The welcome is the key point in the relationship “intra-extra muros” as the old would say. And today, to understand it better, we would say that the welcome is the space where to open to the possibility of encounter among those living incide and outside the monasteries. Although those living incide are the first to welcome, both parts assume a great responsibility. Welcoming and being welcomed requires a special refinement, a mature respect, a humble patience and a large dose of liberty, generosity and gratitude. The demand is not other that to be opened to see the other with the eyes that God sees him. The welcome flows from inside to outside and outside to inside until the mutual recognition is given.

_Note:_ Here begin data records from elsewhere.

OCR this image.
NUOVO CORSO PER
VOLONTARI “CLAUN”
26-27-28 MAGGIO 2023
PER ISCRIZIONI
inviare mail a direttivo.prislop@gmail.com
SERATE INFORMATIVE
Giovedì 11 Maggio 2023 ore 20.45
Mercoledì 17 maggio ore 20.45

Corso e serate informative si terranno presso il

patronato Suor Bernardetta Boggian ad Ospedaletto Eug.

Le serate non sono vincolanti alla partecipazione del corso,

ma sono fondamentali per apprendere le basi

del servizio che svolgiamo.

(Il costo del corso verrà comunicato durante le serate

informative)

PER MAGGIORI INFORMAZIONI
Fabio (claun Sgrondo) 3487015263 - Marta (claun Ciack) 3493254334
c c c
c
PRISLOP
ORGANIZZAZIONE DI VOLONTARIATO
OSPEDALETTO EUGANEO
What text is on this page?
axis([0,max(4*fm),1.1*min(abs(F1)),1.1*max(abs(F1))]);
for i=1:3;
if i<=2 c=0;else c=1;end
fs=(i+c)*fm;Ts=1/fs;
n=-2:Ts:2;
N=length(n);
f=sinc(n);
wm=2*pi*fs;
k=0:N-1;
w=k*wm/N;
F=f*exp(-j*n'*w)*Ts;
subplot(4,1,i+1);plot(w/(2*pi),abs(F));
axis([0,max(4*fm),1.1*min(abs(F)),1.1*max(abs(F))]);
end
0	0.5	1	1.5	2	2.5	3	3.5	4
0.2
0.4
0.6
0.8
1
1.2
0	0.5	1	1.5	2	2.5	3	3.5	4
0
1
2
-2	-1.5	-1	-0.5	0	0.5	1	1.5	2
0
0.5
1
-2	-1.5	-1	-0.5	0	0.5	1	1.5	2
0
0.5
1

In this reflection, I recall a chat I had with a monk in the cloister. He was saying goodbye to me after having shared with the community a few days of praying and I didn’t want to leave without telling them that I had felt really welcomed and loved when I arrived to the monastery and that this gave me much gratitude. The monk, smiling and almost laughing said to me: “Why do you want to come to the monastery?” He was refering to the laypeople, those in the outside. I looked at him surprised: “How is it that we wouldn’t? We receive much here, much that is missing outside!”. The monk more serious this time said: “ I know what you are saying, but we also receive much from you all”. I didn’t understand him, I didn’t understand that I could give anything to them, I didn’t see myself as a “giver”. He continued: “We also receive much from you when you come to the monastery. And you must continue talking to us, it is good that you talk to us”. I was really surprised that the monk told me that we, as laypeople, had to speak to them. I didn’t understand what I could contribute to a community of contemplative monks.
I continued going to the monastery and a little time later, I understood what the monk said to me.
The Spirit flows from the inside out and from the outside in when we open ourselves to share gifts and charisma, that is to say, when we walk together. Since this dimension I can understand the words of the abbess in the General Chapter.